Dental Electronic Records Lag Behind

Larry F. Emmott, DDS


December 12, 2011

The Effect of Electronic Health Records on the Use of Clinical Care Guidelines for Patients With Medically Complex Conditions

Fricton, J, Rindal DB, Rush W, et al.
J Am Dent Assoc. 2011;142:1 133-1142

Study Summary

With the emergence of health information technology, the hope is that dental providers will be able to use electronic medical records (EMRs) to improve quality of care and safety for patients with medically complex conditions. In this 18-month study, Fricton and colleagues randomly assigned each of 15 dental clinics to 1 of 3 groups to evaluate the impact of 2 clinical decision support approaches for medically compromised patients. Group 1 used provider activation through electronic dental records (EDRs) with a flashing alert that directed dental providers to Web-based personalized care guidelines when a scheduled patient had a medical complication such as diabetes. In group 2, a patient activation system was generated that alerted the patient rather than the treating dentist. This alert encouraged the patient to ask his or her dental care provider to review care guidelines specific to the patient's medical conditions. In group 3, no alerts were sent. The researchers measured the effectiveness of the alerts by monitoring traffic to the protocol Website.

The results were interesting. Dentists in groups 1 and 2 increased their visits to the personalized care guidelines in the first 6 months. Provider alerts resulted in more visits to the Website than patient alerts. Group 3, who received no alerts, took no action. These findings would appear to indicate that the use of clinical decision support can improve patient care. However, the effects faded over time. Within 18 months, both alert groups had reverted to the pretest levels, even though they continued to receive alerts.


Much has been written about electronic record systems in healthcare. Still, much confusion persists about what these systems are, how they should work, and what value they might provide.

At a very basic level, an EDR is simply a digital or electronic dental chart. All the information or data that were formerly stored on paper are created in a digital format and stored as an electronic record. This includes charting, treatment planning, procedure notes, medical histories, laboratory slips, laboratory results, prescriptions, photographs, radiographs, models, finances, and more. It is now possible to create a completely digital or electronic version of a patient's dental chart using the available dental practice management systems (PMS). However, as good as these systems are, they are not achieving the full promise or capacity of EDRs.

An ideal EDR collects all relevant medical and dental data about an individual and organizes it in a meaningful way. Here is the kicker: This allows data to be accessed anytime, anywhere, by anyone with a legitimate reason to use it.

Limitations of Current Dental Record-Keeping Systems

Current products may do a fine job of creating a digital dental chart. However, these dental chart data are often confined to the specific dental office in which the data are stored. This creates a challenge for multiple offices. Current products make it difficult, if not impossible, to transfer data to another office, even if the other office is using the same PMS. In addition, data cannot be imported into the PMS from an outside source.

For example, patient Jones could go to dental office A and fill out a complete intake form with demographic information, such as name, address, and contact information, as well as a complete medical history listing medical conditions, allergies, medications, and past illnesses.

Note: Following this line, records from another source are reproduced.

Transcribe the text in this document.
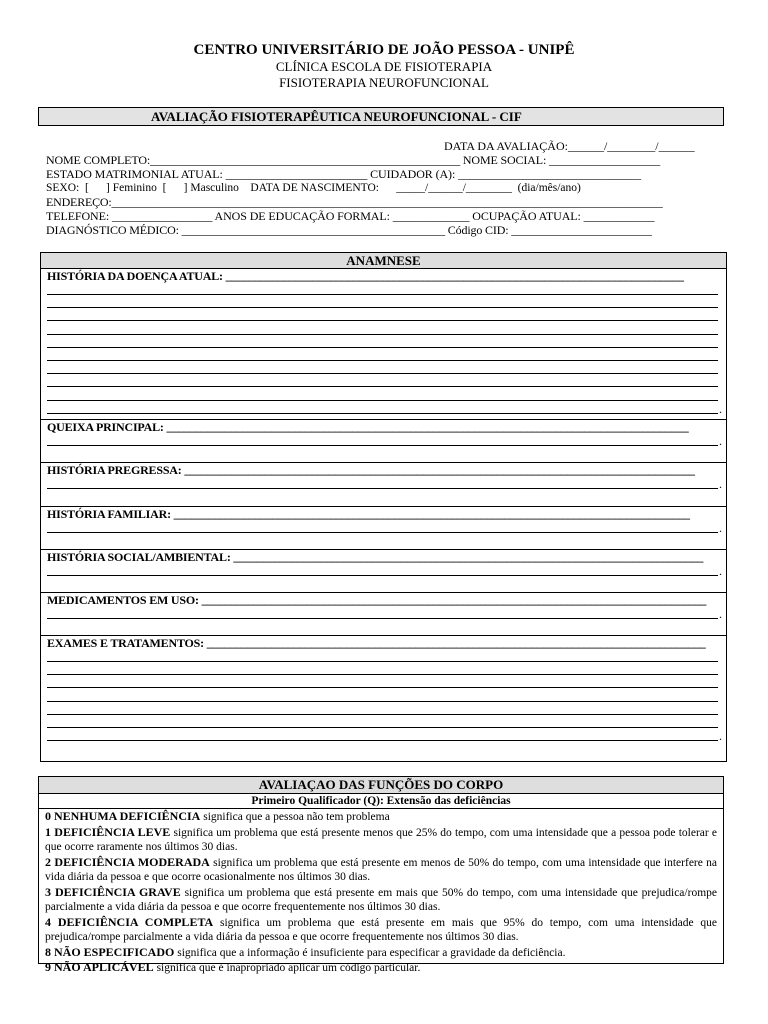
CENTRO UNIVERSITÁRIO DE JOÃO PESSOA - UNIPÊ
CLÍNICA ESCOLA DE FISIOTERAPIA
FISIOTERAPIA NEUROFUNCIONAL
AVALIAÇÃO FISIOTERAPÊUTICA NEUROFUNCIONAL - CIF
DATA DA AVALIAÇÃO:______/________/______
NOME COMPLETO:_____________________________________________________ NOME SOCIAL: ___________________
ESTADO MATRIMONIAL ATUAL: ________________________ CUIDADOR (A): _______________________________
SEXO:  [      ] Feminino  [      ] Masculino    DATA DE NASCIMENTO:      _____/______/________  (dia/mês/ano)
ENDEREÇO:_______________________________________________________________________________________________
TELEFONE: _________________ ANOS DE EDUCAÇÃO FORMAL: _____________ OCUPAÇÃO ATUAL: ____________
DIAGNÓSTICO MÉDICO: _____________________________________________ Código CID: ________________________
ANAMNESE
HISTÓRIA DA DOENÇA ATUAL: _______________________________________________________________________________
.
QUEIXA PRINCIPAL: __________________________________________________________________________________________
.
HISTÓRIA PREGRESSA: ________________________________________________________________________________________
.
HISTÓRIA FAMILIAR: _________________________________________________________________________________________
.
HISTÓRIA SOCIAL/AMBIENTAL: _________________________________________________________________________________
.
MEDICAMENTOS EM USO: _______________________________________________________________________________________
.
EXAMES E TRATAMENTOS: ______________________________________________________________________________________
.
AVALIAÇAO DAS FUNÇÕES DO CORPO
Primeiro Qualificador (Q): Extensão das deficiências

0 NENHUMA DEFICIÊNCIA significa que a pessoa não tem problema

1 DEFICIÊNCIA LEVE significa um problema que está presente menos que 25% do tempo, com uma intensidade que a pessoa pode tolerar e que ocorre raramente nos últimos 30 dias.

2 DEFICIÊNCIA MODERADA significa um problema que está presente em menos de 50% do tempo, com uma intensidade que interfere na vida diária da pessoa e que ocorre ocasionalmente nos últimos 30 dias.

3 DEFICIÊNCIA GRAVE significa um problema que está presente em mais que 50% do tempo, com uma intensidade que prejudica/rompe parcialmente a vida diária da pessoa e que ocorre frequentemente nos últimos 30 dias.

4 DEFICIÊNCIA COMPLETA significa um problema que está presente em mais que 95% do tempo, com uma intensidade que prejudica/rompe parcialmente a vida diária da pessoa e que ocorre frequentemente nos últimos 30 dias.

8 NÃO ESPECIFICADO significa que a informação é insuficiente para especificar a gravidade da deficiência.

9 NÃO APLICÁVEL significa que é inapropriado aplicar um código particular.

Then, patient Jones moves and goes to dental office B. Office B needs all the same demographic and medical history information (eg, name, address, medications, allergies) as office A. With a true EDR, all those data could simply be transferred digitally from office A to office B. With our current systems, even those that can create a completely electronic dental chart at the local level, it is not possible to transfer the data from one office to another.

At the next level of review of types of record systems, the EDR is really just a subset of the EMR. Using our example, we should be able to transfer pertinent personal and medical data about patient Jones, not just from dentist to dentist, but from physician to dentist. In that case, when patient Jones goes to physician C and fills out the intake form (name, address, medications, allergies, etc.), those data are stored in a format that can be transferred to dentist alpha or to dentist G, hospital F, specialist E, or insurance provider L.

What This Means to Your Practice

Shared data should work better than our old system of paper and its redundant, incomplete data collection system. It will certainly save a lot of time and will improve patient care by providing more accurate information in a timely fashion.

Does the fact that Web activity in the study by Fricton and colleagues faded over time indicate that EMR has limited value? I don't think it does that at all. The researchers made some attempts to explain the drop-off. No real data explain it, but to me it is obvious. If I am a treating dentist and I have already accessed the online protocol guiding me through the latest techniques and procedures to treat a patient with diabetes 3 times in the last couple of months, when I get the alert for the fourth time, I will probably figure that I am up on the latest guidelines and I won't bother to check out the Web page again.